More than half. By April of 1902, shipments had already exceeded the one million seven hundred fifty thousand barrels that had been exported in all of 1901. And those steamers that once burned other fuels?

By 1902, they were burning Texas oil. The Guffey Petroleum Company had begun building what would become Texas' first tanker fleet — five ships. The scoffers had gone quiet.

The Atlas had already sailed. And what started with one boat and three thousand barrels out of Sabine Pass would eventually anchor an economy measured, by the time this marker was written, at more than three billion dollars yearly in crude oil alone. That's the thing about a gusher.
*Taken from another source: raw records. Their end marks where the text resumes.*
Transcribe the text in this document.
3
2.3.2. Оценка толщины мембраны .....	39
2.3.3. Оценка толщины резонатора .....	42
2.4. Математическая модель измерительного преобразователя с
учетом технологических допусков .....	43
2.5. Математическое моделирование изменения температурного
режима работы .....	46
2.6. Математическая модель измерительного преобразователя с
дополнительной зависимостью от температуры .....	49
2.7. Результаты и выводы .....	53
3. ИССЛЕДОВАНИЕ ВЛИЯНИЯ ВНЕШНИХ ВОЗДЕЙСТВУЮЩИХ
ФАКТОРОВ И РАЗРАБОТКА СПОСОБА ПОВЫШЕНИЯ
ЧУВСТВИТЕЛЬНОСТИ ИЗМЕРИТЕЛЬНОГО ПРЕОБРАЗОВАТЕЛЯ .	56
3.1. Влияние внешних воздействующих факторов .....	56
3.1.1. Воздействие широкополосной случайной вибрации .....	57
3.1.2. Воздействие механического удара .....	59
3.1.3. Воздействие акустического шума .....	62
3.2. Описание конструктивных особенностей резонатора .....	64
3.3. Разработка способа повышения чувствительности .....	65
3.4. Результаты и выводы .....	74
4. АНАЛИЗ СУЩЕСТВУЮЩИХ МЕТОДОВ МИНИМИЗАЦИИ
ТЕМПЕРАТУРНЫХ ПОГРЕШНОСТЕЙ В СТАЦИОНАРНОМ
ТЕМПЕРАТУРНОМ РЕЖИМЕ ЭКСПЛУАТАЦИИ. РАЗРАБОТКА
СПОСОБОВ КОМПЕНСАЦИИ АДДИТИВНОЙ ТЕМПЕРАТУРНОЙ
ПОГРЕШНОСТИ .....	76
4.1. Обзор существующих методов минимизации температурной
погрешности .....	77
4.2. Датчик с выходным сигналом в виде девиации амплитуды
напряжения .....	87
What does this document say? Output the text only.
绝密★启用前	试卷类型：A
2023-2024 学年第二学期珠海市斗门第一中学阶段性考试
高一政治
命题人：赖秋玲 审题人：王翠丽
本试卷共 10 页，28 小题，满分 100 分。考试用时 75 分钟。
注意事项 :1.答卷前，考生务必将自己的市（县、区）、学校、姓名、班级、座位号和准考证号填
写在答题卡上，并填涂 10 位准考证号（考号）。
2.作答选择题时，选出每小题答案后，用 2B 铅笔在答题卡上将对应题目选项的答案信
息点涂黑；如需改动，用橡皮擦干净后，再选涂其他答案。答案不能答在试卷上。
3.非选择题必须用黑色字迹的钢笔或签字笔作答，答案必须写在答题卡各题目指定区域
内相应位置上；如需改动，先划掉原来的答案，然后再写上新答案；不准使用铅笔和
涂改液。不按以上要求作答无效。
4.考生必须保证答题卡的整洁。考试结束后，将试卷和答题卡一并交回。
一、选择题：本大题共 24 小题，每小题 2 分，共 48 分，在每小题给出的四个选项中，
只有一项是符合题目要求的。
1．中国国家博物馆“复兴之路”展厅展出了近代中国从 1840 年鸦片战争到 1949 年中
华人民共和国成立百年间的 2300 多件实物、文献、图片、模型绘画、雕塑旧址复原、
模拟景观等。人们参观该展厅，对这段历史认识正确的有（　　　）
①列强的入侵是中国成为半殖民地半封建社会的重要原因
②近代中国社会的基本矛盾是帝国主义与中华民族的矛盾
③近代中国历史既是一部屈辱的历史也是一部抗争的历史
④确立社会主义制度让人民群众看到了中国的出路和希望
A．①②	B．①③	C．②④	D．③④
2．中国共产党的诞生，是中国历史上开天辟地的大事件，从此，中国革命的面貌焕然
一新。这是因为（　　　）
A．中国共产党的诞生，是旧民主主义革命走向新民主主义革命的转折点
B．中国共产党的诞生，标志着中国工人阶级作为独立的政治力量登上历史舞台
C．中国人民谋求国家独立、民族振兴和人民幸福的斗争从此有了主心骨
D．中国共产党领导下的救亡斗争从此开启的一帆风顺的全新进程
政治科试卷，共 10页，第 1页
The oil comes up all at once — but the story keeps flowing.

What the marker says

Part of the huge transportation complex that moves petroleum to world markets. Traffic in oil tankers and barges in Texas mushroomed two months after the state's first oil gusher, "Spindletop," roared in. On March 11, 1901, the first boat to transport the Spindletop product, "The Atlas," left Sabine Pass with about 3,000 barrels of crude oil. Port Arthur exported one of the earliest large shipments of oil about April or May, 1901, on the "Atlas" and two other vessels. The cargo was bound for the refineries of Standard Oil company of Philadelphia to be tested for "illuminating" purposes. Many persons then scoffed at the idea of using oil as a fuel. One year after Spindletop, Texas commerce, formerly based on "cattle and cotton," had been vastly changed by petroleum. More than half of all ships entering Sabine Pass and Port Arthur were connected with the oil industry. By April of 1902, shipments had already exceeded the 1,750,000 barrels exported in 1901. By 1902, steamers were burning Texas oil as fuel and the Guffey Petroleum Company had begun to build Texas' first tanker fleet-- five ships. Today the value to Texas' economy of crude oil alone totals more than three billion dollars yearly. (1968) Early travel, transportation, and communication series erected by the Moody Foundation.